According to attorney W. Mark Lanier, the lawsuits represent "some of the most important health litigation pending in the United States right now," particularly as autism and mental health development issues "touch a huge number of Americans."
"We believe the science indicates that taking Tylenol can cause many of these problems, period," Lanier told The Defender. "We think the science backs this up, we think the biology backs it up, and we are eager to prove that in a court."
(Related: Learn more about why Tylenol is toxic to children.)
Lanier says the goal is not to remove Tylenol from the market, but rather to put a proper warning on it so doctors and expectant mothers are able to "make an intelligent decision of what risks they will expose their child to during pregnancy."
Senior U.S. District Judge Denise Cote has already been appointed by the U.S. Judicial Panel on Multidistrict Litigation (JPML) to oversee the lawsuits, which are growing in number by the day. All of them are being transferred to the U.S. District Court for the Southern District of New York.
Last month, Judge Cote appointed a special master to preside over all federal claims involving Tylenol, autism, and ADHD.
In addition to the aforementioned retailers, other defendants include Johnson & Johnson (J&J), which is accused of encouraging acetaminophen use during pregnancy.
Besides Tylenol, Alka-Seltzer Plus, DayQuil, Excedrin, Goody's, Mucinex, NyQuil, Robitussin, and various generic and store-brand equivalents are all included as drugs that contain acetaminophen.
Since the 1950s, acetaminophen and all the products that contain it have been labeled as safe for pregnant women despite a plethora of peer-reviewed studies showing that the drug is dangerous both for unborn children and for pregnant women.
The lawsuits will cover affected children under the age of 15 who were diagnosed with ASD between the ages of 1 and 10, as well as children under the age of 15 who were diagnosed with ADHD between the ages of 8 and 14.

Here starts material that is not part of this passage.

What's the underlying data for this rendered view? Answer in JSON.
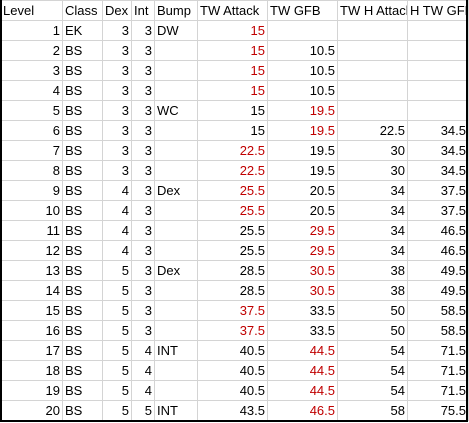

"I think at this point we're in the hundreds that have been filed," Lanier said about the current tally of suits. "I think when all is said and done, we'll be talking about thousands, tens of thousands."
While the ASD and ADHD lawsuits will proceed separately from one another, their consolidation into MDL means that "coordinated discovery into issues that are common to all claims" will occur.
Judge Cote is also likely to establish a "bellwether" process whereby "a group of representative claims will be prepared for early trial dates, to help the parties gauge how juries are likely to respond to certain evidence and testimony about the link between Tylenol and autism that will be repeated throughout the claims."
While the outcome of the "bellwether" cases will not directly impact any of the other individual cases, what they could still do is impact the average settlement amount to be awarded for all the others. However, if the "bellwether" cases do not reach a settlement, then Judge Cote could remand them to the U.S. District Courts for trial.